I've been looking at a lot of medieval tiles and architecture which I use to instigate my own tile designs, and so I thought I might write a short post about medieval tiles. What follows is a 'potted' history of medieval tiling (sorry for the awful pun).
Some of the earliest know medieval floor tiles found in Britain are mosaics. They were cut out using a template and had little or no pattern on them apart from a few which would have been the centrepiece of a large design. By utilising various coloured glazes, intricate patterns could be created. Mosaic tiles will have been complicated and time consuming to manufacture but visually stunning such as these excellent examples at Byland Abbey:
Line Impressed Tiles
With the rise of the abbeys across Britain in the early 12th C there was a call for a lot of tiles to be made. The early mosaic tiles were very time consuming to make and the geometric patters they created were complicated, and so tilers began making simpler tiles which could be produced at a quicker rate. Along with mosaic tiles, some of the earliest medieval tiles in Britain were line impressed. These were done by pressing a carved wooden stamp into the wet clay leaving an impression of the design. A simple lead glaze (powdered lead oxide) was then applied to the wet tile to produce a 'honey' coloured glaze, or additions such as copper could be added to produce a green glaze.

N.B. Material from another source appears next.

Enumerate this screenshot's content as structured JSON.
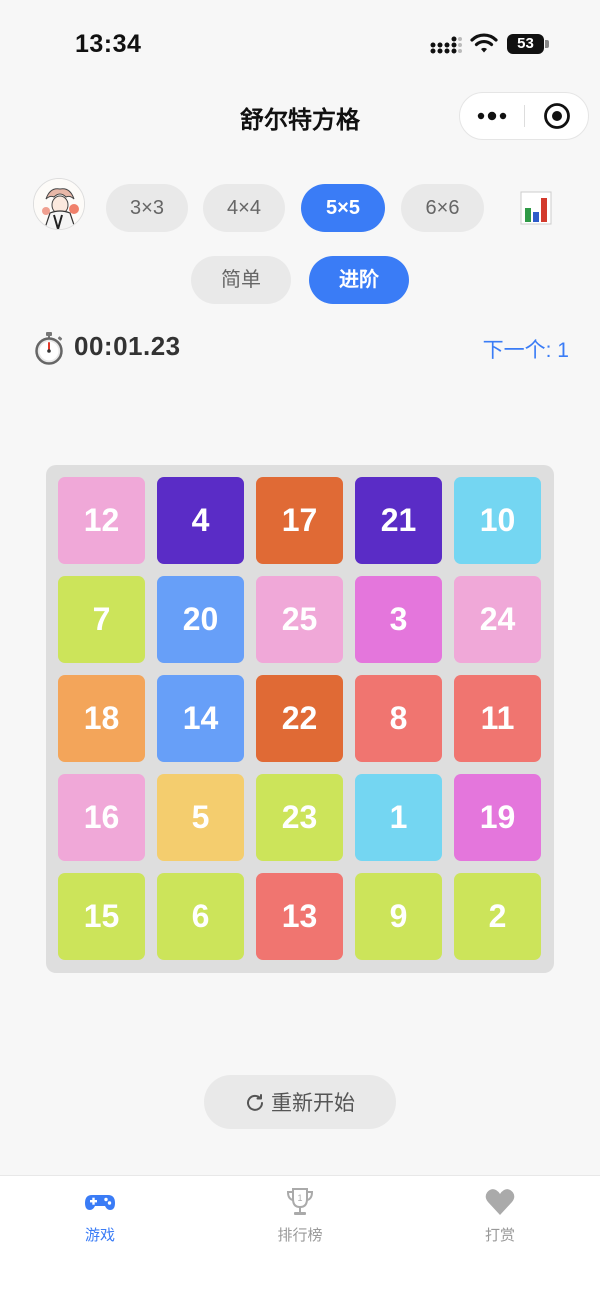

I saw the following tiles on a trip to Ystrad Fflur (Strata Floriday) near Pontrhydfendigaid. Unfortunately they have worn quite badly and have acquired a good covering of lichen so it is difficult to appreciate what they will have looked like when first made.
Inlay tiles are made by pressing a wooden stamp into the wet clay and then filling the resultant impression with a light coloured clay slip. Once the clay slip has dried enough, a tool is used to scrape off the excess slip which then leaves behind a striking two colour design. The designs would then be further enhanced by using different coloured glazes.
There are some excellent examples of inlay tiles from the late 13th to the early 14th century at the Casglu'r Tlysau :: Gathering the Jewels website (a repository of thousands of images relating to the history and culture of Wales). Unfortunately the tiles that I have been looking at are currently in storage, however I have been informed that they will go on display at St Fagans National History Museum of Wales in a couple of years time.
The following fragments which we're kindly lent to me by a friend show clearly where the impressed wooden stamp has left it's mark. It is clear to see on the larger of the three pieces where the light coloured clay would have filled the impressions but has crumbled and flaked off.
Norton Priory which is situated near Runcorn is well worth a visit as they have a fantastic collection of tiles that cover almost all the different types produced in the medieval period. A vast amount are in storage as there isn't the space to display them in the museum. It also has these fantastic vaulted ceilings which are the only original parts of the abbey left standing.
If you are interested in finding more out about the tiles at Norton Priory, then take a look at the lecture notes by J. M. McCornish titled A Walk on the Tile Side. The lecture covers all the known manufacturing methods of medieval tiles in a lot more depth.